I work for an organisation that needs to pull data from one of our client's bigquery datasets using Spark and given that both the client and ourselves use GCP it makes sense to use Dataproc to achieve this.

I have read Use the BigQuery connector with Spark which looks very useful however it seems to make the assumption that the dataproc cluster, the bigquery dataset and the storage bucket for temporary BigQuery export are all in the same GCP project - that is not the case for me.
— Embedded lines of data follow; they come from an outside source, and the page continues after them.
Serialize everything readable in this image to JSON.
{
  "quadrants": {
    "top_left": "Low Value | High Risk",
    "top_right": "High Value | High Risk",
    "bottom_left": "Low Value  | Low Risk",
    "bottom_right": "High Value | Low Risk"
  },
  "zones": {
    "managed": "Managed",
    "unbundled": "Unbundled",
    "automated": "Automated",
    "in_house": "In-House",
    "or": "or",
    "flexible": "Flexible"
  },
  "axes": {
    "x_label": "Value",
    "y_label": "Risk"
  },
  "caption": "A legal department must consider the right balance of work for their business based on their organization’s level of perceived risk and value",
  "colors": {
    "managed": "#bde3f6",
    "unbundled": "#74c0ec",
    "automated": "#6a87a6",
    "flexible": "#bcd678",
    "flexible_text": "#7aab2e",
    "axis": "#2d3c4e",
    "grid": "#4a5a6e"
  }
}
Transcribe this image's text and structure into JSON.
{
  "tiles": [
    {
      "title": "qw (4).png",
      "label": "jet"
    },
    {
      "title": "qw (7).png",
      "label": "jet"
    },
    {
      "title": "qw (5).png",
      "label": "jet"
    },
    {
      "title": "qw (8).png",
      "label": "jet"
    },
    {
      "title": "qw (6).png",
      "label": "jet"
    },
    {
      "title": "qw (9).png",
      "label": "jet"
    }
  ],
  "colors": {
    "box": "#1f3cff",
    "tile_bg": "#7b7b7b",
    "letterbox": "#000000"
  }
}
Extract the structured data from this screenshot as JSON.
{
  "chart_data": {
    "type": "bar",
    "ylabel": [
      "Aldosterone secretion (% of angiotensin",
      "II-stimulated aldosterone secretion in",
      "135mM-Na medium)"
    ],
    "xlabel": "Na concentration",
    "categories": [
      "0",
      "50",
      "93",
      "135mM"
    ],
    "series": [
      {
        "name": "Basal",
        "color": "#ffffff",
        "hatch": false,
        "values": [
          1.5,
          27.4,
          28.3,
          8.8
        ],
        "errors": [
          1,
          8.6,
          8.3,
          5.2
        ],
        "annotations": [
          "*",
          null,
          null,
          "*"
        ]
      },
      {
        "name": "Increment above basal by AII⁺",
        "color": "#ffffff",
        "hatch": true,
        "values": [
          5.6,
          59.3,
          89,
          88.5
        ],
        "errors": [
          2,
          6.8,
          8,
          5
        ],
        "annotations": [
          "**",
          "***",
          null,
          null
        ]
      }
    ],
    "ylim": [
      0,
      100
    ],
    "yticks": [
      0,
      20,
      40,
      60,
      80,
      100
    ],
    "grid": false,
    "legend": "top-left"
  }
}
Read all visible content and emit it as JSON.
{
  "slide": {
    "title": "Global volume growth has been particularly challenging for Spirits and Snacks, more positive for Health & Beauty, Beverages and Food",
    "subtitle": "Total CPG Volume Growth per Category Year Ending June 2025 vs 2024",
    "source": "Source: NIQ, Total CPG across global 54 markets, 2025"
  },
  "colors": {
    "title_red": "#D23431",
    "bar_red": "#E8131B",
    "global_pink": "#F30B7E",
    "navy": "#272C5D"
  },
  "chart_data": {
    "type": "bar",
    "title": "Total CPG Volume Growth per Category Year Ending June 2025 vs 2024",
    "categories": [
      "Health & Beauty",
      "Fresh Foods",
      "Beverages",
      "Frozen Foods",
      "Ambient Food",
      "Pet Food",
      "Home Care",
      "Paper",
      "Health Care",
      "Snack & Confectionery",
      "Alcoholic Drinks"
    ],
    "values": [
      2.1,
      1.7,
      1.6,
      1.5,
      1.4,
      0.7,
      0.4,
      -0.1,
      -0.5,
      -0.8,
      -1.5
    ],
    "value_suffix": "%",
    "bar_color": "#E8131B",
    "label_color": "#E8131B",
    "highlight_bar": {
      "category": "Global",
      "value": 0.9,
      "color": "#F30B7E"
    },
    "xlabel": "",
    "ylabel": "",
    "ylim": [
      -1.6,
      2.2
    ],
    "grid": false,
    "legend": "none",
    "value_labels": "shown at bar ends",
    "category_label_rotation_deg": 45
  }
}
I have a service account key file that allows me to connect to and interact with our client's data stored in bigquery, how can I use that service account key file in conjunction with the BigQuery connector and dataproc in order to pull data from bigquery and interact with it in dataproc? To put it another way, how can I modify the code provided at Use the BigQuery connector with Spark to use my service account key file?

回答1:

To use service account key file authorization you need to set mapred.bq.auth.service.account.enable property to true and point BigQuery connector to a service account json keyfile using mapred.bq.auth.service.account.json.keyfile property (cluster or job). Note that this property value is a local path, that's why you need to distribute a keyfile to all the cluster nodes beforehand, using initialization action, for example.

Alternatively, you can use any authorization method described here, but you need to replace fs.gs properties prefix with mapred.bq for BigQuery connector.